Follow me into the wild

At the moment I am engaged in a new book project that with the title Uncultivated. The book is built around negations of what I have chosen to call “the ten commandments of cultivation”. The intention herewith is to challenge taken-for-granted cultural and societal “truths” and assumptions and to promote a rewilding of the cultivated human being.

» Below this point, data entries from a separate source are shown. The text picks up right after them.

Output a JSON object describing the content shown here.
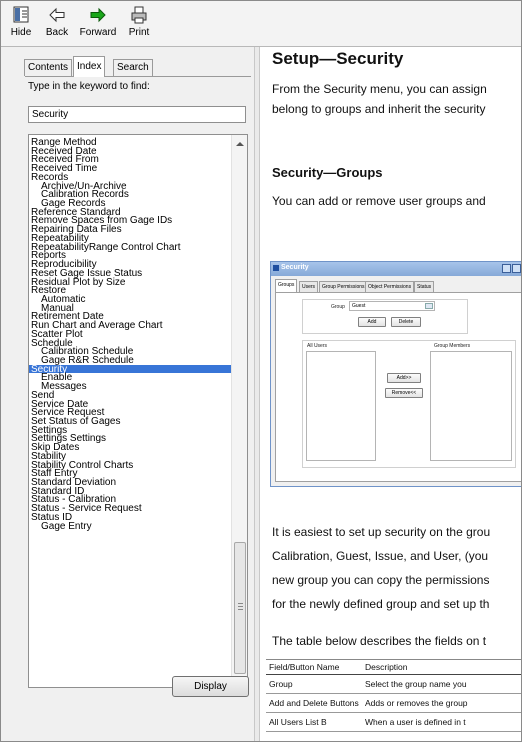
{
  "toolbar": {
    "hide_label": "Hide",
    "back_label": "Back",
    "forward_label": "Forward",
    "print_label": "Print"
  },
  "nav": {
    "tabs": [
      {
        "label": "Contents"
      },
      {
        "label": "Index"
      },
      {
        "label": "Search"
      }
    ],
    "keyword_label": "Type in the keyword to find:",
    "keyword_value": "Security",
    "display_label": "Display",
    "index_items": [
      {
        "label": "Range Method"
      },
      {
        "label": "Received Date"
      },
      {
        "label": "Received From"
      },
      {
        "label": "Received Time"
      },
      {
        "label": "Records"
      },
      {
        "label": "Archive/Un-Archive"
      },
      {
        "label": "Calibration Records"
      },
      {
        "label": "Gage Records"
      },
      {
        "label": "Reference Standard"
      },
      {
        "label": "Remove Spaces from Gage IDs"
      },
      {
        "label": "Repairing Data Files"
      },
      {
        "label": "Repeatability"
      },
      {
        "label": "RepeatabilityRange Control Chart"
      },
      {
        "label": "Reports"
      },
      {
        "label": "Reproducibility"
      },
      {
        "label": "Reset Gage Issue Status"
      },
      {
        "label": "Residual Plot by Size"
      },
      {
        "label": "Restore"
      },
      {
        "label": "Automatic"
      },
      {
        "label": "Manual"
      },
      {
        "label": "Retirement Date"
      },
      {
        "label": "Run Chart and Average Chart"
      },
      {
        "label": "Scatter Plot"
      },
      {
        "label": "Schedule"
      },
      {
        "label": "Calibration Schedule"
      },
      {
        "label": "Gage R&R Schedule"
      },
      {
        "label": "Security"
      },
      {
        "label": "Enable"
      },
      {
        "label": "Messages"
      },
      {
        "label": "Send"
      },
      {
        "label": "Service Date"
      },
      {
        "label": "Service Request"
      },
      {
        "label": "Set Status of Gages"
      },
      {
        "label": "Settings"
      },
      {
        "label": "Settings Settings"
      },
      {
        "label": "Skip Dates"
      },
      {
        "label": "Stability"
      },
      {
        "label": "Stability Control Charts"
      },
      {
        "label": "Staff Entry"
      },
      {
        "label": "Standard Deviation"
      },
      {
        "label": "Standard ID"
      },
      {
        "label": "Status - Calibration"
      },
      {
        "label": "Status - Service Request"
      },
      {
        "label": "Status ID"
      },
      {
        "label": "Gage Entry"
      }
    ]
  },
  "content": {
    "title": "Setup—Security",
    "intro_line1": "From the Security menu, you can assign",
    "intro_line2": "belong to groups and inherit the security",
    "groups_heading": "Security—Groups",
    "groups_line": "You can add or remove user groups and",
    "screenshot": {
      "window_title": "Security",
      "tabs": [
        {
          "label": "Groups"
        },
        {
          "label": "Users"
        },
        {
          "label": "Group Permissions"
        },
        {
          "label": "Object Permissions"
        },
        {
          "label": "Status"
        }
      ],
      "group_label": "Group",
      "group_value": "Guest",
      "add_label": "Add",
      "delete_label": "Delete",
      "all_users_label": "All Users",
      "group_members_label": "Group Members",
      "add_member_label": "Add>>",
      "remove_member_label": "Remove<<"
    },
    "body_line1": "It is easiest to set up security on the grou",
    "body_line2": "Calibration, Guest, Issue, and User, (you",
    "body_line3": "new group you can copy the permissions",
    "body_line4": "for the newly defined group and set up th",
    "table_intro": "The table below describes the fields on t",
    "table": {
      "headers": [
        "Field/Button Name",
        "Description"
      ],
      "rows": [
        {
          "name": "Group",
          "desc": "Select the group name you"
        },
        {
          "name": "Add and Delete Buttons",
          "desc": "Adds or removes the group"
        },
        {
          "name": "All Users List B",
          "desc": "When a user is defined in t"
        }
      ]
    }
  },
  "colors": {
    "selection": "#3875d7",
    "forward_arrow": "#1aa61a"
  }
}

It is a work in progress, and hence, changes are constantly being made. But currently the ten commandments are the following:

  1. We must behave and adapt
  2. We are superior to animals
  3. We are seperated from nature
  4. We must be ambitious
  5. We must work hard
  6. We must consume
  7. What we cannot explain is not true
  8. We do not talk about death
  9. We must defeat decay
  10. We must live in the now

The book is build up around anecdotes and explores the benefit of fostering uncultivated living and interconnectivity with our natural surroundings as well as our fellow humans. The following short extract is taken from Chapter 3: We are separated from nature, from a subsection called Into the wild.

***’

My husband grew up in Montana in North America. And his tales of him driving into the wilderness each weekend as a teenager, just him and his dog, always fascinated me, and when we first met, I couldn’t get enough of him talking about his wilderness. He would say: I didn’t speak to anyone for days; it was just me and Ben (his dog). We walked far, far into the mountains and camped by lakes and rivers. I fished and cooked the fish over bonfires. I never slept better than when I slept in my small tent with Ben next to me in the middle of nowhere.

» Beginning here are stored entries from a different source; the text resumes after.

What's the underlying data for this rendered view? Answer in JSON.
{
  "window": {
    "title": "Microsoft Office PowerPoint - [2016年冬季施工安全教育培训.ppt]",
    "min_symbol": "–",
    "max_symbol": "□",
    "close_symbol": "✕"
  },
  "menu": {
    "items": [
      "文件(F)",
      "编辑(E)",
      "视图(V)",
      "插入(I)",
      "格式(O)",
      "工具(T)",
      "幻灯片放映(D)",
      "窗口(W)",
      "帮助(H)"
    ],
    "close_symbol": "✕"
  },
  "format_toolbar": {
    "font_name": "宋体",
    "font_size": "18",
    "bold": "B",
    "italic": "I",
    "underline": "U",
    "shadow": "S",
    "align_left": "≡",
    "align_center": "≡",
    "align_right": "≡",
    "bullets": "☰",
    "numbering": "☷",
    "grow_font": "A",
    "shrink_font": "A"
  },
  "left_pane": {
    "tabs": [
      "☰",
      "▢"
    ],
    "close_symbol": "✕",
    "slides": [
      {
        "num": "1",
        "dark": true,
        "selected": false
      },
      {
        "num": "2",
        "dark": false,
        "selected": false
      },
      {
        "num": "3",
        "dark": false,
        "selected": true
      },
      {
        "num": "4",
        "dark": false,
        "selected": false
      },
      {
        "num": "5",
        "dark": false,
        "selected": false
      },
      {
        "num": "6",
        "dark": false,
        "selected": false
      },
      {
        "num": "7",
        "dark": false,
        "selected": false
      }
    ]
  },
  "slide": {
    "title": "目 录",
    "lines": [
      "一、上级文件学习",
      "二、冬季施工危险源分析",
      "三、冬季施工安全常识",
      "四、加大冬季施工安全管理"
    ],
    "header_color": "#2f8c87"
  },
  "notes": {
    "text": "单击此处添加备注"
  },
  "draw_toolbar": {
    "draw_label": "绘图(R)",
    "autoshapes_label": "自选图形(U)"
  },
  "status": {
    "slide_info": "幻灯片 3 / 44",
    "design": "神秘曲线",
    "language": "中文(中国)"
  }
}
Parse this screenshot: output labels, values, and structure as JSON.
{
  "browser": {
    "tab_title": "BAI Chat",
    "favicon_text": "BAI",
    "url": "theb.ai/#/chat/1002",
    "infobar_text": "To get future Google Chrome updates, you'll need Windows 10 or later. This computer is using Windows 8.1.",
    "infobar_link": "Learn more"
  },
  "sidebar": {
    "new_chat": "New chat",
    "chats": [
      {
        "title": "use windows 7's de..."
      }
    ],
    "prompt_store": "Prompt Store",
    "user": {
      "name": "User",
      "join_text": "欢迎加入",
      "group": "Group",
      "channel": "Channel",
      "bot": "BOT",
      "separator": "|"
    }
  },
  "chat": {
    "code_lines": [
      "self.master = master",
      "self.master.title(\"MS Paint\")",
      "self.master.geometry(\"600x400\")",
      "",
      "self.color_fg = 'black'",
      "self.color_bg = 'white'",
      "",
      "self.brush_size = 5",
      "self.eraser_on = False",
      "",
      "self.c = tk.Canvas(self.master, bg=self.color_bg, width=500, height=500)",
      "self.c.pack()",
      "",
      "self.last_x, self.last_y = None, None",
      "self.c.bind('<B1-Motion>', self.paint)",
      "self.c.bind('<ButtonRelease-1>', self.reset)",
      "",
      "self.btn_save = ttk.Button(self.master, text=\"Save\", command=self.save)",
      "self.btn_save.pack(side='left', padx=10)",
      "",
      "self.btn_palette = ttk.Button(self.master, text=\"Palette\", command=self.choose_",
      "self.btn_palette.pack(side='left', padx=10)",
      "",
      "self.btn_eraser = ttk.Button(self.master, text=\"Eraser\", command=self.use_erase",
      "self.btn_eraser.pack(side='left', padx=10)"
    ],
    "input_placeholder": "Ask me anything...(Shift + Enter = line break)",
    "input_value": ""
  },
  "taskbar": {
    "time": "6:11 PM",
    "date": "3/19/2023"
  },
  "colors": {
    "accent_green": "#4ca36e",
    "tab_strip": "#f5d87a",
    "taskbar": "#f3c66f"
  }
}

I was in awe. The thought of being all alone in the wilderness (a wilderness, mind you, that contains grizzly bears, wolves, coyotes and mountain lions) frightened me, and by him stating that he never slept better, felt calmer, felt more at home, he shook up my fundamental assumptions on navigating wild nature and on feeling at home in the world. Tell me more, I would always say, eager to understand the feeling of resting in a tent in the middle of the wilderness. It was just so peaceful, he would say. Were you never afraid? I would ask. No, never. I belong there.

Later on, he took me there many times. To his sanctuary. And I understood. I never felt afraid either.

Now our sons love his stories of him growing up in Montana. They will say: tell us again about when you walked through the lake to the small island, with Ben swimming next to you, and your backpack held high over your head; was the water freezing? (yes, I couldn’t feel my feet, he will say, but it was ok, because we dried up quickly at the fire I made once we reached the island). Or tell us about that night when an intense thunderstorm surprised you, and you had to hold on to the sides of tent all night so it wouldn’t fly away – weren’t your scared? (yes, a little, he will say, but I knew the storm would pass, and by morning the forest was calm again, and the sun came out). Or about all those times you camped in the snow; were you never cold? He will smile and say, no never! I would snuggle up with Ben in my backpack and sleep like a baby.

Then the boys will say: tell us more stories; tell us about that time you and your friends jumped from the car bridge into the Yellowstone River, and one of your friends went through a dead cow that was floating in the water! He will laugh and tell them once again – my friend was cut up pretty badly by the cow’s ribs, he will say, and the boys’ eyes will be as big as teacups. Or tell us about that summer when you worked for your friend’s dad taking groups on horseback through the Rocky Mountains; did you really see big grizzly bears and hear packs of wolves howling at night? Yes, he will say, but as long as you respect their habitat and keep a distance, they are not dangerous to humans.

All of those stories are characterised by an inherent sense of belonging, fundamental trust and of interconnectivity between human beings and our natural surroundings that always fascinated me, and now mesmerises our sons. This sense of belonging is a fundamental part of my husband. A part that he never dismissed.